Three years ago, today, my grandmother passed away. Of course she lives on in our hearts and memories, but in terms of the tangible - evidence of a life well-lived, there isn't very much left.

For Christmas we gave my grandfather a collage frame that holds seven photos, and only when we were trying to fill it with pictures of her did we realize just how scarce they are. Oh, we had photos from her youth, and when my brother and I were children, but none from the last five years of her life.

I'll never forget her soft wrinkly skin, bright lipsticked smile, and snowy white hair, but I wish that I had something to hold and to look at instead of closing my eyes and willing my brain to conjure a likeness that inevitably becomes less accurate as time goes on.

Junior or senior year of high school my best friend and I went to California to visit Stanford's campus. I had recently purchased my very first DSLR - the Canon Rebel XTi, whose myriad megapixels I quickly discovered was able to elevate even the most uninspired scenes into something passably interesting. Consequently, I shot everything and anything. 

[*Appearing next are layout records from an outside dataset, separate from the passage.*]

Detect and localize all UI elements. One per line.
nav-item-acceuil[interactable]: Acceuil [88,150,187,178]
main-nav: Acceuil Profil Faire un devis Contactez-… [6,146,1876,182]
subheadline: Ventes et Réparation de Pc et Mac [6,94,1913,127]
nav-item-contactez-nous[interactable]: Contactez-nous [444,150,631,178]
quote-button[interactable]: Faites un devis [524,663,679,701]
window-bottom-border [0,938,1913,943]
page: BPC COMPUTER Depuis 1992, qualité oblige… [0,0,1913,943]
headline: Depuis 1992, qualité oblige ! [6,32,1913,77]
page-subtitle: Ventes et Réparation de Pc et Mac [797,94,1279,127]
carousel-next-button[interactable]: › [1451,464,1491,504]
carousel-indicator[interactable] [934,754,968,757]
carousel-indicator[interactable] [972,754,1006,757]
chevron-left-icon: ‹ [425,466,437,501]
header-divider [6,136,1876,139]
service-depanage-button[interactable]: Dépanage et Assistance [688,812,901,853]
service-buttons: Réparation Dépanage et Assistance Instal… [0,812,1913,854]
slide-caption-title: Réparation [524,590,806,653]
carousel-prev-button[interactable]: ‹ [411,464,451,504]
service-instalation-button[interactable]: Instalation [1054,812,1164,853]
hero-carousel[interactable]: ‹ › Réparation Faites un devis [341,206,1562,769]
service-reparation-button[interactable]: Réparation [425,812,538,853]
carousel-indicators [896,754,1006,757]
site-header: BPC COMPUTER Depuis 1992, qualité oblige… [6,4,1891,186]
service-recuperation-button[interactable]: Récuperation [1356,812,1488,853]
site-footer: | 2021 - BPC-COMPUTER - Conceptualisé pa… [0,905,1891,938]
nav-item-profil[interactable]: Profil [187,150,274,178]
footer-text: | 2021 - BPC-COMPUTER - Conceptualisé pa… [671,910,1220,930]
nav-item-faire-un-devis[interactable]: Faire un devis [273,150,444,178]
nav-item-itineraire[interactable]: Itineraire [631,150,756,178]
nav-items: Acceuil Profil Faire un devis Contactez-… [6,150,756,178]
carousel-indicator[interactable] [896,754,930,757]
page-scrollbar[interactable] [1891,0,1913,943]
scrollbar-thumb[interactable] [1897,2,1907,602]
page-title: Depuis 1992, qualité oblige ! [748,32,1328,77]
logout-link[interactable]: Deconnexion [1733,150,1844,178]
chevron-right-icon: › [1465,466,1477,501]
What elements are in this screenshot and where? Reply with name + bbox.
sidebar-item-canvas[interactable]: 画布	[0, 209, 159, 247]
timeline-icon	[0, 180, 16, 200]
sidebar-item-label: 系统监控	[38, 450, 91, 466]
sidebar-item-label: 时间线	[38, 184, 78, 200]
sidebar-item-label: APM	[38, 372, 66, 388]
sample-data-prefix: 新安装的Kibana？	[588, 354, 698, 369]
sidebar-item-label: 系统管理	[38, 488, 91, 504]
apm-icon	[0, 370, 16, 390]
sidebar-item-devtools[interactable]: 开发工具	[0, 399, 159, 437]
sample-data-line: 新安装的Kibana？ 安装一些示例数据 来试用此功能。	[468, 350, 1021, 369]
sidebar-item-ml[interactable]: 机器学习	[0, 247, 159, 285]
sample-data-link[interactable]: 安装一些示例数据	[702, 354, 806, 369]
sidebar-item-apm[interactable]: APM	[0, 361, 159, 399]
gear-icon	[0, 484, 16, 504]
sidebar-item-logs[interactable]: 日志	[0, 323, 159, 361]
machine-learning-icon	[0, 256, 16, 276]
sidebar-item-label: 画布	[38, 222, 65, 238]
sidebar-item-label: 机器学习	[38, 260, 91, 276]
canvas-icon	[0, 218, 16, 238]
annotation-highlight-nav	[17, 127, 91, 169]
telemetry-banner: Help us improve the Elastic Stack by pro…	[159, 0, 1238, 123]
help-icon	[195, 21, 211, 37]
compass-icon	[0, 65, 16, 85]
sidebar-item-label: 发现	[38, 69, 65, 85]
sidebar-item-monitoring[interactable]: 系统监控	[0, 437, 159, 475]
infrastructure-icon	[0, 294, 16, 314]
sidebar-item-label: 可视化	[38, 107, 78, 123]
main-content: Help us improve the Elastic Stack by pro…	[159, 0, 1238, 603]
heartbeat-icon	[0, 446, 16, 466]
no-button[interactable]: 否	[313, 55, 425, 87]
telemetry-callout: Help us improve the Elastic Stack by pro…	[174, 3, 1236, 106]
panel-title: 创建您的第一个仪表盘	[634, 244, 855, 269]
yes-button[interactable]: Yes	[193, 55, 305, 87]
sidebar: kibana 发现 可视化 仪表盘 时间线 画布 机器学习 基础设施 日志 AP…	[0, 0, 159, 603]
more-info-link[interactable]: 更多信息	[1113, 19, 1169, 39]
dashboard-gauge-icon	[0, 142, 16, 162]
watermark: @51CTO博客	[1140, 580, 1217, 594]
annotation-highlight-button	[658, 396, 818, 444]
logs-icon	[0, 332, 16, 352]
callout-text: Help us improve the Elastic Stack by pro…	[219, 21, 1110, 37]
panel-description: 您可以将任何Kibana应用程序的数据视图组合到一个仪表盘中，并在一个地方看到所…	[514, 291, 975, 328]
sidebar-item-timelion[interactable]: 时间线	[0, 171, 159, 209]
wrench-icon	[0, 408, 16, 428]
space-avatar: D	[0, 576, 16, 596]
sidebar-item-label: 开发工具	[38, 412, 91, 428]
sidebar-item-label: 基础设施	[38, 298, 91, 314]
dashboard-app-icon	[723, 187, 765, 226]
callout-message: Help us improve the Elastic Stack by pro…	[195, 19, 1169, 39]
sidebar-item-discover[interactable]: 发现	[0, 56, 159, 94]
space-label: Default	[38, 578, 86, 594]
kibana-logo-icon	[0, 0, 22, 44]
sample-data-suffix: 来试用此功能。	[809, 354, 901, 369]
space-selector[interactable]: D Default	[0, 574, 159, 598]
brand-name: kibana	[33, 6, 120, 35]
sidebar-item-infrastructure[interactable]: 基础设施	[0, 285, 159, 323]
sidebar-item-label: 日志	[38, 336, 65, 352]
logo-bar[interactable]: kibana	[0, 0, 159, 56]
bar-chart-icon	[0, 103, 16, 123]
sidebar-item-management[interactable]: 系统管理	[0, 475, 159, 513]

Here we are in the dining room of my grandparents' house. The fluorescent lighting was - and still is - shit. But she was laughing, demure as always, asking me why I was photographing her. I remember the entire incident and the resulting picture so vividly. And yet, my mind is the only place in which it exists now.

I fired up my old Macbook, hoping against hope, that the hard drive held a copy of the photo that Facebook and Flickr did not. But, no, clearly I must have deleted it at some point.

I would gladly give up the hundreds of photos from my travels around the world just to have that one back; to be able to print it out and place it in the collage frame.

We take so much for granted these days - that everything is automatically backed up, fail safe and fool proof but, most of all, that there will be more time. So even though my brother and I are on a campaign for our parents to reduce the amount of things in their house, I made a photo book of our Europe trip for my dad.

Because at some point there won't be any more tomorrows. Tomorrow is today, and today is for holding your loved ones close and telling them how much they mean to you.